Have the graffiti on slate at St. Blane’s, in Bute, been found—I mean have graffiti on slate like those of St. Blane’s, been found elsewhere in Scotland? [125] The kinds of art, writing, and Celtic ornament, at St. Blane’s, are all familiar, but not their presence on scraps of slate. Some of the “art” of the Dumbuck things is also familiar, but not, in Scotland, on pieces of slate and shale. Whether they were done by early wags, or by a modern and rather erudite forger, I know not, of course; I only think that the question is open; is not settled by Dr. Munro.
XXXI—GROTESQUE HEADS. DISPUTED PORTUGUESE PARALLELS
Figurines are common enough things in ancient sites; by no means so common are the grotesque heads found at Dumbuck and Langbank. They have recently been found in Portugal. Did the forger know that? Did he forge them on Portuguese models? Or was it chance coincidence? Or was it undesigned parallelism? There is such a case according to Mortillet. M. de Mortillet flew upon poor Prof. Pigorini’s odd things, denouncing them as forgeries; he had attacked Dr. Schliemann’s finds in his violent way, and never apologised, to my knowledge.
Then a lively squabble began. Italian “archaeologists of the highest standing” backed Prof. Pigorini: Mortillet had not seen the Italian things, but he stood to his guns. Things found near Cracow were taken as corroborating the Breonio finds, also things from Volósova, in
Russia. Mortillet replied by asking “why under similar conditions could not forgers” (very remote in space,) “equally fabricate objects of the same form.” [127] Is it likely?
Why should they forge similar unheard-of things in Russia, Poland, and Italy? Did the same man wander about forging, or was telepathy at work, or do forging wits jump?
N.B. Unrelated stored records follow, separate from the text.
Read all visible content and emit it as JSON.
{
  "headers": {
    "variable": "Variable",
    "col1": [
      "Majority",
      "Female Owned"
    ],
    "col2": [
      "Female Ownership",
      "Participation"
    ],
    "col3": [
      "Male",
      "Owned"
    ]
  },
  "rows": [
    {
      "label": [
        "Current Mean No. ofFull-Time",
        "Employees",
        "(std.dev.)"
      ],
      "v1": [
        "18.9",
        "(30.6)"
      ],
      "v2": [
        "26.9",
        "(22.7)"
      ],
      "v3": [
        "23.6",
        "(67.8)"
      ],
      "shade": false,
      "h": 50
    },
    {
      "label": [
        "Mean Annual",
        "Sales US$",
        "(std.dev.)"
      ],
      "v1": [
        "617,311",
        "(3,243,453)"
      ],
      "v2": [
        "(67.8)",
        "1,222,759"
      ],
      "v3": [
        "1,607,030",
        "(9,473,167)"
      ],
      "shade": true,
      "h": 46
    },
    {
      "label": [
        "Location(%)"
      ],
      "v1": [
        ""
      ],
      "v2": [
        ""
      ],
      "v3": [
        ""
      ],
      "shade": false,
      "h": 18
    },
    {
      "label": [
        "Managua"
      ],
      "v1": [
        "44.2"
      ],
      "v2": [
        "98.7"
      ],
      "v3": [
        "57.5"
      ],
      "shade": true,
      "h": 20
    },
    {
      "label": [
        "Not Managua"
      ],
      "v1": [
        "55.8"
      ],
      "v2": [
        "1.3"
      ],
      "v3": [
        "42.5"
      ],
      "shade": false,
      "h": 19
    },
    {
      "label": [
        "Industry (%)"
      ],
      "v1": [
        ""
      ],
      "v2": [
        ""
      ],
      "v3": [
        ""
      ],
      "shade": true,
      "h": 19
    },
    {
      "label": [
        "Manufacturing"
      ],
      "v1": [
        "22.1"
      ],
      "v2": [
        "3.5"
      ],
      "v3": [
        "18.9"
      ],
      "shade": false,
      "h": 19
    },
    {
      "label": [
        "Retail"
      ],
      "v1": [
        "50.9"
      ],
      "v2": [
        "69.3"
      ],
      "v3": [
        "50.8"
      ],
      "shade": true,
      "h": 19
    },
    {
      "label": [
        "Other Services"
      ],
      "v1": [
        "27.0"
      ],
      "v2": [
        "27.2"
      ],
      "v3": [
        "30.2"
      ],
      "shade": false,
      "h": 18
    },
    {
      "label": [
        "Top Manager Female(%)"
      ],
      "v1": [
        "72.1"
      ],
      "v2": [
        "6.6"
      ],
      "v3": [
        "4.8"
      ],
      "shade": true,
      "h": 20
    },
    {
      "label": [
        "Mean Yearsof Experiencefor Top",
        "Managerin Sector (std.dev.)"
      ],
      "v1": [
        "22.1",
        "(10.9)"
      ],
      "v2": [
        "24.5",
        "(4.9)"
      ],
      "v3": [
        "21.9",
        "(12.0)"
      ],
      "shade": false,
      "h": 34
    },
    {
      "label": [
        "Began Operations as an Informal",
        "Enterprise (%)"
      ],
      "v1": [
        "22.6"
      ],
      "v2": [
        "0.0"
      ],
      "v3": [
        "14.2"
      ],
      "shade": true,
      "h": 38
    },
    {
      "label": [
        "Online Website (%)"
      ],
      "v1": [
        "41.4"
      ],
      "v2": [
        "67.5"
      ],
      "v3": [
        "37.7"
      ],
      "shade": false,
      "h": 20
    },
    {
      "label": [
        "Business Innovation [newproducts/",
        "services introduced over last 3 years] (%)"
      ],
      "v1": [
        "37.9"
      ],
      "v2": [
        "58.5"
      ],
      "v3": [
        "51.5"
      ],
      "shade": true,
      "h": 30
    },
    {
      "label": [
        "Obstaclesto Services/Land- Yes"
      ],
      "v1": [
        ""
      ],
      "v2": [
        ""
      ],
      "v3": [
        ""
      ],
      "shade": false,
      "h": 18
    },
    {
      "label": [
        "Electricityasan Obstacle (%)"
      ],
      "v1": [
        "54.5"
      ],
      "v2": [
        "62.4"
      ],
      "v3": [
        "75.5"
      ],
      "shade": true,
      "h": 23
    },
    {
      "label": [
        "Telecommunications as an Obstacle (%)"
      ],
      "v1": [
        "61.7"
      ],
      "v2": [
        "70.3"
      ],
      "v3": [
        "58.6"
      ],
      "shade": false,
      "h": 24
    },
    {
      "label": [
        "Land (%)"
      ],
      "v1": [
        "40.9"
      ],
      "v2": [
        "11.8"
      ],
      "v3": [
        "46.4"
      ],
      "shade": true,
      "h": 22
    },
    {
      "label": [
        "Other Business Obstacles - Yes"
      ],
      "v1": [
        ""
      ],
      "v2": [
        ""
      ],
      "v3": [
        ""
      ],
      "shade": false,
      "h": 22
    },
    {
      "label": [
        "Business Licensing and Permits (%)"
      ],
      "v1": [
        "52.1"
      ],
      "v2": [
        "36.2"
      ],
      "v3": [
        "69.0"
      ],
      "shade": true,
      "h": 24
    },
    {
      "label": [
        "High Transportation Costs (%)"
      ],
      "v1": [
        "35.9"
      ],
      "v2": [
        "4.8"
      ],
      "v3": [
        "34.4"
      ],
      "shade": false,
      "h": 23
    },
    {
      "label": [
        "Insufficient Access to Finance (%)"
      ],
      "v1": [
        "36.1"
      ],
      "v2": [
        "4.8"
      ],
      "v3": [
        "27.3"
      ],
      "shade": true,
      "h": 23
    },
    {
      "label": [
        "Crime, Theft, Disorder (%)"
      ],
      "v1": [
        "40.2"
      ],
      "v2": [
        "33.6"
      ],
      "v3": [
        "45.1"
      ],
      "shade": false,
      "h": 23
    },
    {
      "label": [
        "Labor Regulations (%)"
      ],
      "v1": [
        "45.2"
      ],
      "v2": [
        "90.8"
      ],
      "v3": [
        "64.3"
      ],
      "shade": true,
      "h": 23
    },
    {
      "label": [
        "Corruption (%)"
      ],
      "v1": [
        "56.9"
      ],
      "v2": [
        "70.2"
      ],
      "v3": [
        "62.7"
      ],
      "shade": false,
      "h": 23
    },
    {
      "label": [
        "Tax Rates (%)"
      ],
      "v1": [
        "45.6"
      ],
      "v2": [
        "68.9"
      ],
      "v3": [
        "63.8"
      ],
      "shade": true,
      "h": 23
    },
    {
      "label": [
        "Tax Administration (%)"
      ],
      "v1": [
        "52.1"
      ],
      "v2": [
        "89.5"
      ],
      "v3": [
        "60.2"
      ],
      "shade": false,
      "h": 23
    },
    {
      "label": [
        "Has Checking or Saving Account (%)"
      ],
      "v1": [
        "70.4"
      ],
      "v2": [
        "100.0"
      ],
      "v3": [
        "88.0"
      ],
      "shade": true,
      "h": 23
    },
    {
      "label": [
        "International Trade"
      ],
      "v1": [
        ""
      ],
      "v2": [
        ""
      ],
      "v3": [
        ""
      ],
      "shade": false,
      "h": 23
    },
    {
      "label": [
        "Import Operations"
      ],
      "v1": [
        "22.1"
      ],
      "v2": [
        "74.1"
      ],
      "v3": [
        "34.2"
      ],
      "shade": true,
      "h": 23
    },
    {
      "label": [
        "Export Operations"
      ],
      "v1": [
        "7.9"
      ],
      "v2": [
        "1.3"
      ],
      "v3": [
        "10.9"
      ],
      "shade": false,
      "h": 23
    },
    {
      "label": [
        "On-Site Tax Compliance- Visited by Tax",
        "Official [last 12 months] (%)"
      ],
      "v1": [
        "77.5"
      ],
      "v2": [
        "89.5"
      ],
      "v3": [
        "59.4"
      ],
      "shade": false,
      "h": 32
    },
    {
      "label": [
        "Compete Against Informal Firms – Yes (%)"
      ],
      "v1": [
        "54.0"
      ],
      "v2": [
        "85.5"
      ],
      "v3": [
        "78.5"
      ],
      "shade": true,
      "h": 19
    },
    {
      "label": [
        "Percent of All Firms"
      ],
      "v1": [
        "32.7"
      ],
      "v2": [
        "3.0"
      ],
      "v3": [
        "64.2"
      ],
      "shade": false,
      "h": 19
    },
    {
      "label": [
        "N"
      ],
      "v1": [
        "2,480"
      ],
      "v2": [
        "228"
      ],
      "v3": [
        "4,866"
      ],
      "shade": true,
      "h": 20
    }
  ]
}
The Breonio controversy is undecided; “practised persons” can not “read the antiquities as easily as print,” to quote Mr. Read. They often read them in different ways, here as fakes, there as authentic.
M. Boulle, reviewing Dr. Munro in L’Anthropologie (August, 1905), says that M. Cartailhac recognises the genuineness of some of the strange objects from Breonio.
But, as to our Dumbuck things, the Clyde forger went to Portugal and forged there; or the Clyde forger came from Portugal; or forging wits coincided fairly well, in Portugal and in Scotland, as earlier, at Volósova and Breonio.
In Portugalia, a Portuguese archaeological magazine, edited by Don Ricardo Severe, appeared an article by the Rev. Father José Brenha on the dolmens of Pouco d’Aguiar. Father Raphael Rodrigues, of that place, asked
Father Brenha to excavate with him in the Christmas holidays of 1894. They published some of their discoveries in magazines, and some of the finds were welcomed by Dr. Leite de Vasconcellos, in his Religiões da Lusitania (vol. i. p. 341). They dug in the remote and not very cultured Transmontane province, and, in one dolmen found objects “the most extraordinary possible,” says Father Brenha. [128] There were perforated plaques with alphabetic inscriptions; stones engraved with beasts of certain or of dubious species, very fearfully and wonderfully drawn; there were stone figurines of females, as at Dumbuck; there were stones with cups and lines connecting the cups, (common in many places) and, as at Dumbuck, there were grotesque heads in stone. (See a few examples, figs. 20-24).